Syair lama terdengar kembali, "Suasana di kota santri, asyik senangkan hati..Memang betul, mengabdi menjadi seorang santri secara otomatis pribadinya akan selalu asyik menyenangkan hati..*ahay
Aku sendiri pun seorang santri dan tetap bangga dengan status yg terus melekat dalam diri. Tentunya perjuangan seorang santri luar biasa lebih berat ketimbang siswa sekolah biasa. Serius..Dua rius deh hehe.
Cerita sedikit ya...
Awalnya aku nggak mau masuk pesantren, tapi karena itu adalah permintaan orang tua dan takut tiba - tiba di kutuk jadi batu karena nggak nurut, akhirnya dengan terpaksa aku mau nyantri. Tapi sebelum daftar ulang, aku masih muterin otak bikin planning sendiri ckck..
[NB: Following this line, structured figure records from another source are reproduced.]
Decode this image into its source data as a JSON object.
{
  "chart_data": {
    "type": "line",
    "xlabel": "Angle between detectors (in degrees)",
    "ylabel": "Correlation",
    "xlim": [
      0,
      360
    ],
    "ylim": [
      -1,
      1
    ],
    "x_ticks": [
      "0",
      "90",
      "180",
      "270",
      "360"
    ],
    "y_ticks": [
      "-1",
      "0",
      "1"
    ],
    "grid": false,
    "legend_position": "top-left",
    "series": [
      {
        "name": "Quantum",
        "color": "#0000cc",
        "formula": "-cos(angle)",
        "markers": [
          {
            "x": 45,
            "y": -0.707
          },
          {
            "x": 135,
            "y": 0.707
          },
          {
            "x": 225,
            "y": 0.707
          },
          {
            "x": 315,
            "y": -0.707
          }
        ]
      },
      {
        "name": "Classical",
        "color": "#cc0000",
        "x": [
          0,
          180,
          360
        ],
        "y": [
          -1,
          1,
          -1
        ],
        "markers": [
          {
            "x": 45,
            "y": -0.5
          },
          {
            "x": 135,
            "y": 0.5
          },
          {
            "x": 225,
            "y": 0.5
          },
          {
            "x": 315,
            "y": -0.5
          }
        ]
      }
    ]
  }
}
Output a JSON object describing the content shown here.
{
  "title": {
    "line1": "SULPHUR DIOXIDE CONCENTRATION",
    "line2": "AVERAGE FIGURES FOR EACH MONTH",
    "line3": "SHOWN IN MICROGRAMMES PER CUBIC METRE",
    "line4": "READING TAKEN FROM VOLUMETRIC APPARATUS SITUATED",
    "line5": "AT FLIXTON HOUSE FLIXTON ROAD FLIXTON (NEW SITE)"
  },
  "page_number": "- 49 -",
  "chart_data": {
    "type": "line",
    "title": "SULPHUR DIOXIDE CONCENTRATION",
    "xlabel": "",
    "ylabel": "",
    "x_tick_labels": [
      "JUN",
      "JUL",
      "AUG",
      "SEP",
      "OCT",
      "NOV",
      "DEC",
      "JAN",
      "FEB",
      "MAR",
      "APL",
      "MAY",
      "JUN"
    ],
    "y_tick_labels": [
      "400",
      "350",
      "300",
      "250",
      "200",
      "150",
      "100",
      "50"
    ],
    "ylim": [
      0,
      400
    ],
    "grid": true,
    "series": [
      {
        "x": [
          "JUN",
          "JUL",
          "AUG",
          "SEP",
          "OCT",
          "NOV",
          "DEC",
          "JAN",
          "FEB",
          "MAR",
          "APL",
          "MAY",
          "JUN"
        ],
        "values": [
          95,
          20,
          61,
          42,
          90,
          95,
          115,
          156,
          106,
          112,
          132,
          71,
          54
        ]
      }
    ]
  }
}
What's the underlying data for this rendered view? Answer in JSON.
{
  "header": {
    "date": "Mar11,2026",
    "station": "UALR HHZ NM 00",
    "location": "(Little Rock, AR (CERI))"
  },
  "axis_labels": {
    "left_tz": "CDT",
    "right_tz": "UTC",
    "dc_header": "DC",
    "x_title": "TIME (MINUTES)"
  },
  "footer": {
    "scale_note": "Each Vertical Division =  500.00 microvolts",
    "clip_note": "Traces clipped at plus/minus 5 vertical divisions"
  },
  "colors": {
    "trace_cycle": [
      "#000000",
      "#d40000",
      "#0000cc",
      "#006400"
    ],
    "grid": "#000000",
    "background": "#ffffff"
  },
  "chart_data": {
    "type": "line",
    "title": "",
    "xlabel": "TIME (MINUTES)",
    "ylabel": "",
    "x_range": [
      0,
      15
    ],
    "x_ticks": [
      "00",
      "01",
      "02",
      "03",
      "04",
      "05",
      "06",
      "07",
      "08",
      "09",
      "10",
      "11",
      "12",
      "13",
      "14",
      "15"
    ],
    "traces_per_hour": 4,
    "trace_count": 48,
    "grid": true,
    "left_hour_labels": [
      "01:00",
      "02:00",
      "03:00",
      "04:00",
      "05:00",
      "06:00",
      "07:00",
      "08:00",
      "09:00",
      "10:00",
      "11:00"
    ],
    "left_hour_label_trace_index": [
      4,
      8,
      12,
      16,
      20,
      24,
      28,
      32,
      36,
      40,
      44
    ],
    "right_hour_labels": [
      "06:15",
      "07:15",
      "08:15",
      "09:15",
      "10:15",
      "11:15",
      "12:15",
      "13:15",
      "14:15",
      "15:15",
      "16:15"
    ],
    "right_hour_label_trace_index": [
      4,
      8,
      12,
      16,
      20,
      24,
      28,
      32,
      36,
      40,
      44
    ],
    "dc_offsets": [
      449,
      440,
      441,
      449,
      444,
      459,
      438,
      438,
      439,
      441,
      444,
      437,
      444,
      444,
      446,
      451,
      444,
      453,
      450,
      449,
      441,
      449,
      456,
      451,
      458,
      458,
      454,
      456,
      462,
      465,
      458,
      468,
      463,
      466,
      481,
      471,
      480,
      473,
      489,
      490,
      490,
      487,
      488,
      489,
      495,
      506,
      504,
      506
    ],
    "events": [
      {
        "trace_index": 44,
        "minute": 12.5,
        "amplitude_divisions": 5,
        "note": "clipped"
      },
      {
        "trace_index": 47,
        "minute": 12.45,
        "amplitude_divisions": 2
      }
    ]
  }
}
Pertama-tama, gimana caranya biar orang tuaku berubah pikiran saat berusaha menyekolahkan anak sulungnya ke pesantren, nah lho gimana. Itu sih kecil, tinggal bilang "Mi, bi aku kan nanti jauh sama umi abi kalo mondok, nanti umi sama abi kangen lagi terus nyuruh pulang terus, capek nanti sibuknya bolak-balik pesantren-rumah buat jenguk doang, terus nanti aku nggak fokus belajar, fokusnya malah bawaan yg mau dibawa apa aja pas nanti di jenguk..."bla bla bla.
Tapi, upaya sang anak akan kalah jauh dibanding doa-upaya kedua orangtua yang kekeuh anaknya harus masuk pesantren. "Dicoba dulu, mbak." Jadi planning 1 gagal.
Kedua, yang jadi masalah ialah pesantrennya khusus putri dan diwajibkan memakai niqob atau cadar (ini jaman daku smp ya). Lah, pake kerudung aja udah alhamdulillah ini ditambah ada penutupnya, nanti kalo pulang ke rumah dikata apa sama orang sekitar, pokoknya udah mikir yang macem - macem deh. Akhirnya bilang lagi ke ortu kalau disana wajib memakai cadar dan aku nggak mau, sontak ummiku jawab, "Jalanin aja dulu mbak enjoy aja lah," Kesal sekali dulu aku mendengarnya. Jadi planning 2 juga gagal.
Belum lagi nanti pas ujian akhir ada ujian nasional, ujian sekolah plus yang jauh lebih susah dari UN, ujian pondok. Hadeuhh.
Berlanjut sambil ngelah - ngeluh sendiri pokoknya harus selesai tiga tahun aja setelahnya nggak mau pesantren lagi.
Tapi eh tetapi kenyataannya di tahun kedua malah jadi orang kepercayaan teman asrama, teman kelas, kakak kelas, ustadzah dan jadi enjoy sendiri tho..hehe. Memang akhirnya pun terpaksa harus pindah dan lanjut sma yang berbeda tempat, tapi tentunya aku tetap lanjut mondok, maka pada akhirnya betah enam tahun menjalani hidup sebagai seorang santri.
Nggak bakal sia-sia di pesantren enam tahun, malah ilmu pengetahuannya dapet buanyak banget lho, terutama ilmu 'melarikan diri' dari segala macam ancaman hehe nggak dong, yang paling utama dapet ilmu agama dan beretika. Kalau ilmu 'melarikan diri' tadi nggak usah ditiru ya kawan🙏, aku khilaf.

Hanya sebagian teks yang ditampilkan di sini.